Taking Donald Trump seriously means looking behind the mask to the contradictions that make him both entertaining and dangerous as a leader.
According to the Economist, “Mr Trump’s secret sauce has two spices. First, he has a genius for self-promotion, unmoored from reality (“I play to people’s fantasies. I call it truthful hyperbole,” he once said). Second, he says things that no politician would, so people think he is not a politician. Sticklers for politeness might object when he calls someone a “fat pig” or suggests that a challenging female interviewer has “blood coming out of her wherever.” His supporters, however, think his boorishness is a sign of authenticity—of a leader who can channel the rage of those who feel betrayed by the elite or left behind by social change. It turns out that there are tens of millions of such people in America.” Read more…
For those of us who take transformational leadership seriously, our biggest challenge is sometimes acknowledging NEGATIVE transformational leaders as leaders. Men like Donald Trump, charismatic and manipulative, secretive and boisterous, capture the leadership stage by performing positive leadership and activating negative changes, like justifying racism and violence or celebrating self-promoting, profitable, but exploitative business practices like Trump “University.”
According to the Guardian, his candidacy reflects a change in the way conservative voters see Republican insiders. “This is what a failure of leadership looks like. And it’s not new.” I see that problem as well; obstructionism and bombast have paved a path for this self brand-identified outsider candidate.

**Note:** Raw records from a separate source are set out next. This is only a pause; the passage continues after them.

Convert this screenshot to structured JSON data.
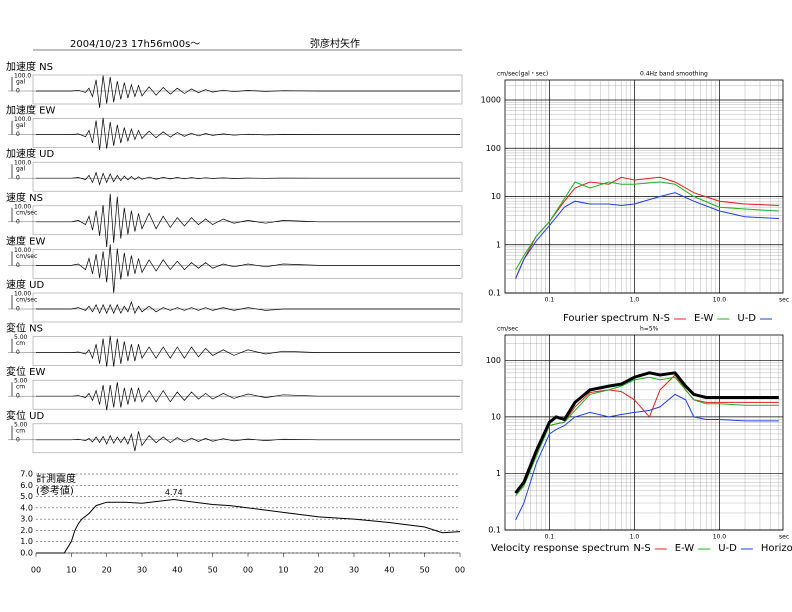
{
  "header": {
    "datetime": "2004/10/23  17h56m00s～",
    "station": "弥彦村矢作"
  },
  "chart_data": [
    {
      "type": "waveform",
      "title": "加速度 NS",
      "scale": {
        "value": 100,
        "label": "100.0"
      },
      "unit": "gal",
      "zero": 0,
      "color": "#000",
      "x": [
        0,
        10,
        12,
        14,
        15,
        16,
        17,
        18,
        19,
        20,
        21,
        22,
        23,
        24,
        25,
        26,
        27,
        28,
        29,
        30,
        32,
        34,
        36,
        38,
        40,
        42,
        44,
        46,
        48,
        50,
        53,
        56,
        60,
        65,
        70,
        80,
        120
      ],
      "values": [
        0,
        0,
        5,
        -10,
        20,
        -40,
        80,
        -120,
        110,
        -90,
        100,
        -80,
        70,
        -60,
        60,
        -50,
        45,
        -40,
        40,
        -35,
        30,
        -30,
        25,
        -22,
        20,
        -18,
        15,
        -12,
        10,
        -8,
        6,
        -5,
        4,
        -3,
        2,
        0,
        0
      ]
    },
    {
      "type": "waveform",
      "title": "加速度 EW",
      "scale": {
        "value": 100,
        "label": "100.0"
      },
      "unit": "gal",
      "zero": 0,
      "color": "#000",
      "x": [
        0,
        10,
        12,
        14,
        15,
        16,
        17,
        18,
        19,
        20,
        21,
        22,
        23,
        24,
        25,
        26,
        27,
        28,
        29,
        30,
        32,
        34,
        36,
        38,
        40,
        42,
        44,
        46,
        48,
        50,
        53,
        56,
        60,
        65,
        70,
        80,
        120
      ],
      "values": [
        0,
        0,
        5,
        -15,
        30,
        -60,
        100,
        -110,
        120,
        -100,
        90,
        -80,
        70,
        -60,
        50,
        -45,
        40,
        -35,
        30,
        -28,
        25,
        -22,
        20,
        -18,
        15,
        -12,
        10,
        -9,
        8,
        -6,
        5,
        -4,
        3,
        -2,
        1,
        0,
        0
      ]
    },
    {
      "type": "waveform",
      "title": "加速度 UD",
      "scale": {
        "value": 100,
        "label": "100.0"
      },
      "unit": "gal",
      "zero": 0,
      "color": "#000",
      "x": [
        0,
        10,
        12,
        14,
        15,
        16,
        17,
        18,
        19,
        20,
        21,
        22,
        23,
        24,
        25,
        26,
        27,
        28,
        29,
        30,
        32,
        34,
        36,
        38,
        40,
        42,
        44,
        46,
        48,
        50,
        53,
        56,
        60,
        65,
        70,
        80,
        120
      ],
      "values": [
        0,
        0,
        5,
        -10,
        20,
        -30,
        40,
        -45,
        35,
        -30,
        30,
        -25,
        20,
        -18,
        15,
        -12,
        12,
        -10,
        10,
        -8,
        8,
        -7,
        6,
        -5,
        5,
        -4,
        4,
        -3,
        3,
        -2,
        2,
        -2,
        1,
        -1,
        1,
        0,
        0
      ]
    },
    {
      "type": "waveform",
      "title": "速度 NS",
      "scale": {
        "value": 10,
        "label": "10.00"
      },
      "unit": "cm/sec",
      "zero": 0,
      "color": "#000",
      "x": [
        0,
        10,
        12,
        14,
        15,
        16,
        17,
        18,
        19,
        20,
        21,
        22,
        23,
        24,
        25,
        26,
        27,
        28,
        29,
        30,
        32,
        34,
        36,
        38,
        40,
        42,
        44,
        46,
        48,
        50,
        53,
        56,
        60,
        65,
        70,
        80,
        120
      ],
      "values": [
        0,
        0,
        1,
        -2,
        4,
        -6,
        8,
        -10,
        12,
        -18,
        20,
        -15,
        18,
        -12,
        10,
        -9,
        8,
        -7,
        6,
        -5,
        6,
        -5,
        4,
        -4,
        3,
        -3,
        3,
        -2,
        2,
        -2,
        2,
        -1,
        1,
        -1,
        1,
        0,
        0
      ]
    },
    {
      "type": "waveform",
      "title": "速度 EW",
      "scale": {
        "value": 10,
        "label": "10.00"
      },
      "unit": "cm/sec",
      "zero": 0,
      "color": "#000",
      "x": [
        0,
        10,
        12,
        14,
        15,
        16,
        17,
        18,
        19,
        20,
        21,
        22,
        23,
        24,
        25,
        26,
        27,
        28,
        29,
        30,
        32,
        34,
        36,
        38,
        40,
        42,
        44,
        46,
        48,
        50,
        53,
        56,
        60,
        65,
        70,
        80,
        120
      ],
      "values": [
        0,
        0,
        1,
        -3,
        5,
        -6,
        8,
        -9,
        10,
        -12,
        15,
        -20,
        12,
        -10,
        9,
        -8,
        7,
        -6,
        5,
        -5,
        4,
        -4,
        4,
        -3,
        3,
        -3,
        2,
        -2,
        2,
        -2,
        1,
        -1,
        1,
        -1,
        1,
        0,
        0
      ]
    },
    {
      "type": "waveform",
      "title": "速度 UD",
      "scale": {
        "value": 10,
        "label": "10.00"
      },
      "unit": "cm/sec",
      "zero": 0,
      "color": "#000",
      "x": [
        0,
        10,
        12,
        14,
        15,
        16,
        17,
        18,
        19,
        20,
        21,
        22,
        23,
        24,
        25,
        26,
        27,
        28,
        29,
        30,
        32,
        34,
        36,
        38,
        40,
        42,
        44,
        46,
        48,
        50,
        53,
        56,
        60,
        65,
        70,
        80,
        120
      ],
      "values": [
        0,
        0,
        1,
        -1,
        2,
        -2,
        3,
        -3,
        3,
        -3,
        3,
        -3,
        3,
        -3,
        2,
        -2,
        5,
        -3,
        2,
        -2,
        2,
        -2,
        1,
        -1,
        1,
        -1,
        1,
        -1,
        1,
        -1,
        1,
        -1,
        1,
        -1,
        0,
        0,
        0
      ]
    },
    {
      "type": "waveform",
      "title": "変位 NS",
      "scale": {
        "value": 5,
        "label": "5.00"
      },
      "unit": "cm",
      "zero": 0,
      "color": "#000",
      "x": [
        0,
        10,
        12,
        14,
        15,
        16,
        17,
        18,
        19,
        20,
        21,
        22,
        23,
        24,
        25,
        26,
        27,
        28,
        29,
        30,
        32,
        34,
        36,
        38,
        40,
        42,
        44,
        46,
        48,
        50,
        53,
        56,
        60,
        65,
        70,
        80,
        120
      ],
      "values": [
        0,
        0,
        0.2,
        -0.5,
        1,
        -2,
        3,
        -4,
        5,
        -5,
        6,
        -5,
        5,
        -4,
        4,
        -3,
        3,
        -3,
        3,
        -2,
        2,
        -2,
        2,
        -2,
        2,
        -2,
        2,
        -1.5,
        1.5,
        -1,
        1,
        -1,
        1,
        -0.5,
        0.5,
        0,
        0
      ]
    },
    {
      "type": "waveform",
      "title": "変位 EW",
      "scale": {
        "value": 5,
        "label": "5.00"
      },
      "unit": "cm",
      "zero": 0,
      "color": "#000",
      "x": [
        0,
        10,
        12,
        14,
        15,
        16,
        17,
        18,
        19,
        20,
        21,
        22,
        23,
        24,
        25,
        26,
        27,
        28,
        29,
        30,
        32,
        34,
        36,
        38,
        40,
        42,
        44,
        46,
        48,
        50,
        53,
        56,
        60,
        65,
        70,
        80,
        120
      ],
      "values": [
        0,
        0,
        0.2,
        -0.5,
        1,
        -1.5,
        2,
        -3,
        4,
        -5,
        4,
        -4,
        5,
        -4,
        3,
        -3,
        3,
        -2,
        3,
        -2,
        2,
        -2,
        2,
        -2,
        1.5,
        -1.5,
        1.5,
        -1,
        1,
        -1,
        1,
        -0.8,
        0.8,
        -0.5,
        0.5,
        0,
        0
      ]
    },
    {
      "type": "waveform",
      "title": "変位 UD",
      "scale": {
        "value": 5,
        "label": "5.00"
      },
      "unit": "cm",
      "zero": 0,
      "color": "#000",
      "x": [
        0,
        10,
        12,
        14,
        15,
        16,
        17,
        18,
        19,
        20,
        21,
        22,
        23,
        24,
        25,
        26,
        27,
        28,
        29,
        30,
        32,
        34,
        36,
        38,
        40,
        42,
        44,
        46,
        48,
        50,
        53,
        56,
        60,
        65,
        70,
        80,
        120
      ],
      "values": [
        0,
        0,
        0.2,
        -0.3,
        0.5,
        -0.8,
        1,
        -1,
        1.2,
        -1.5,
        1.5,
        -1.2,
        1,
        -1,
        1,
        -1.5,
        2,
        -4,
        3,
        -2,
        1.5,
        -1,
        1,
        -1,
        0.8,
        -0.8,
        0.6,
        -0.6,
        0.5,
        -0.5,
        0.4,
        -0.4,
        0.3,
        -0.3,
        0.2,
        0,
        0
      ]
    },
    {
      "type": "line",
      "title": "計測震度",
      "subtitle": "(参考値)",
      "color": "#000",
      "grid": true,
      "x": [
        0,
        8,
        10,
        11,
        12,
        13,
        15,
        17,
        20,
        25,
        30,
        35,
        39,
        45,
        50,
        55,
        60,
        70,
        80,
        90,
        100,
        110,
        115,
        120
      ],
      "values": [
        0,
        0,
        1.0,
        2.0,
        2.6,
        3.0,
        3.5,
        4.2,
        4.5,
        4.5,
        4.4,
        4.6,
        4.74,
        4.5,
        4.3,
        4.2,
        4.0,
        3.6,
        3.2,
        3.0,
        2.7,
        2.3,
        1.8,
        1.9
      ],
      "annotations": [
        {
          "x": 39,
          "y": 4.74,
          "text": "4.74"
        }
      ],
      "xlim": [
        0,
        120
      ],
      "ylim": [
        0,
        7
      ],
      "xticks": [
        {
          "value": 0,
          "label": "00"
        },
        10,
        20,
        30,
        40,
        50,
        {
          "value": 60,
          "label": "00"
        },
        {
          "value": 70,
          "label": "10"
        },
        {
          "value": 80,
          "label": "20"
        },
        {
          "value": 90,
          "label": "30"
        },
        {
          "value": 100,
          "label": "40"
        },
        {
          "value": 110,
          "label": "50"
        },
        {
          "value": 120,
          "label": "00"
        }
      ],
      "yticks": [
        {
          "value": 0,
          "label": "0.0"
        },
        {
          "value": 1,
          "label": "1.0"
        },
        {
          "value": 2,
          "label": "2.0"
        },
        {
          "value": 3,
          "label": "3.0"
        },
        {
          "value": 4,
          "label": "4.0"
        },
        {
          "value": 5,
          "label": "5.0"
        },
        {
          "value": 6,
          "label": "6.0"
        },
        {
          "value": 7,
          "label": "7.0"
        }
      ]
    },
    {
      "type": "loglog",
      "y_label": "cm/sec(gal・sec)",
      "note": "0.4Hz band smoothing",
      "x_unit": "sec",
      "legend_title": "Fourier spectrum",
      "grid": true,
      "xlim": [
        0.03,
        56
      ],
      "ylim": [
        0.1,
        2600
      ],
      "xticks": [
        0.1,
        {
          "value": 1,
          "label": "1.0"
        },
        {
          "value": 10,
          "label": "10.0"
        }
      ],
      "yticks": [
        0.1,
        1,
        10,
        100,
        1000
      ],
      "x": [
        0.04,
        0.05,
        0.07,
        0.1,
        0.15,
        0.2,
        0.3,
        0.5,
        0.7,
        1,
        2,
        3,
        5,
        10,
        20,
        50
      ],
      "series": [
        {
          "name": "N-S",
          "color": "#e02020",
          "width": 1,
          "values": [
            0.2,
            0.5,
            1.5,
            3,
            8,
            15,
            20,
            18,
            25,
            22,
            25,
            20,
            12,
            8,
            7,
            6.5
          ]
        },
        {
          "name": "E-W",
          "color": "#20b020",
          "width": 1,
          "values": [
            0.3,
            0.6,
            1.5,
            3,
            9,
            20,
            15,
            20,
            18,
            18,
            20,
            18,
            10,
            6,
            5.5,
            5
          ]
        },
        {
          "name": "U-D",
          "color": "#2040e0",
          "width": 1,
          "values": [
            0.2,
            0.5,
            1.2,
            2.5,
            6,
            8,
            7,
            7,
            6.5,
            7,
            10,
            12,
            8,
            5,
            3.8,
            3.5
          ]
        }
      ]
    },
    {
      "type": "loglog",
      "y_label": "cm/sec",
      "note": "h=5%",
      "x_unit": "sec",
      "legend_title": "Velocity response spectrum",
      "grid": true,
      "xlim": [
        0.03,
        56
      ],
      "ylim": [
        0.1,
        280
      ],
      "xticks": [
        0.1,
        {
          "value": 1,
          "label": "1.0"
        },
        {
          "value": 10,
          "label": "10.0"
        }
      ],
      "yticks": [
        0.1,
        1,
        10,
        100
      ],
      "x": [
        0.04,
        0.05,
        0.07,
        0.1,
        0.12,
        0.15,
        0.2,
        0.3,
        0.5,
        0.7,
        1,
        1.5,
        2,
        3,
        4,
        5,
        7,
        10,
        20,
        50
      ],
      "series": [
        {
          "name": "N-S",
          "color": "#e02020",
          "width": 1,
          "values": [
            0.45,
            0.7,
            2.3,
            7,
            7.5,
            8,
            15,
            27,
            30,
            28,
            20,
            10,
            30,
            55,
            30,
            20,
            18,
            18,
            18,
            18
          ]
        },
        {
          "name": "E-W",
          "color": "#20b020",
          "width": 1,
          "values": [
            0.4,
            0.6,
            2,
            7,
            7.5,
            8,
            13,
            25,
            30,
            35,
            45,
            50,
            45,
            50,
            30,
            20,
            17,
            17,
            16,
            16
          ]
        },
        {
          "name": "U-D",
          "color": "#2040e0",
          "width": 1,
          "values": [
            0.15,
            0.3,
            1.5,
            5,
            6,
            7,
            10,
            12,
            10,
            11,
            12,
            13,
            15,
            25,
            20,
            10,
            9,
            9,
            8.5,
            8.5
          ]
        },
        {
          "name": "Horizon",
          "color": "#000",
          "width": 3,
          "values": [
            0.45,
            0.7,
            2.5,
            8,
            10,
            9,
            18,
            30,
            35,
            38,
            50,
            60,
            55,
            60,
            35,
            25,
            22,
            22,
            22,
            22
          ]
        }
      ]
    }
  ]
}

But I also see that his supporters, irrationally or not, believe that he can transform our country into something more white, more corporate, and less complex. And that IS a transformation, although perhaps a nostalgic one. So I believe we need to look at their hunger for his protectionist, white-male focused rhetoric as a hunger for transformation that makes sense to them.
In an United States dominated by often confusing cultural transformation, his call to force government to behave as if multicultural realities and global changes do not affect our policies and political relationships is transformative. It just doesn’t have any basis in possibility, because his proposals make no sense, if you look behind the mask.
The contradiction, acted out in his many scandals, confusing proposals and attacks on anyone who opposes him, is that his candidacy reflects a hunger for transformation, combined with a short-sighted and angry nostalgia for a future that excludes the changes that mark our modern social, business and personal realities.
It’s a dangerous contradiction, because he’s riding an emotional rollercoaster of hope, fear and rage, with little promise of meaningful results.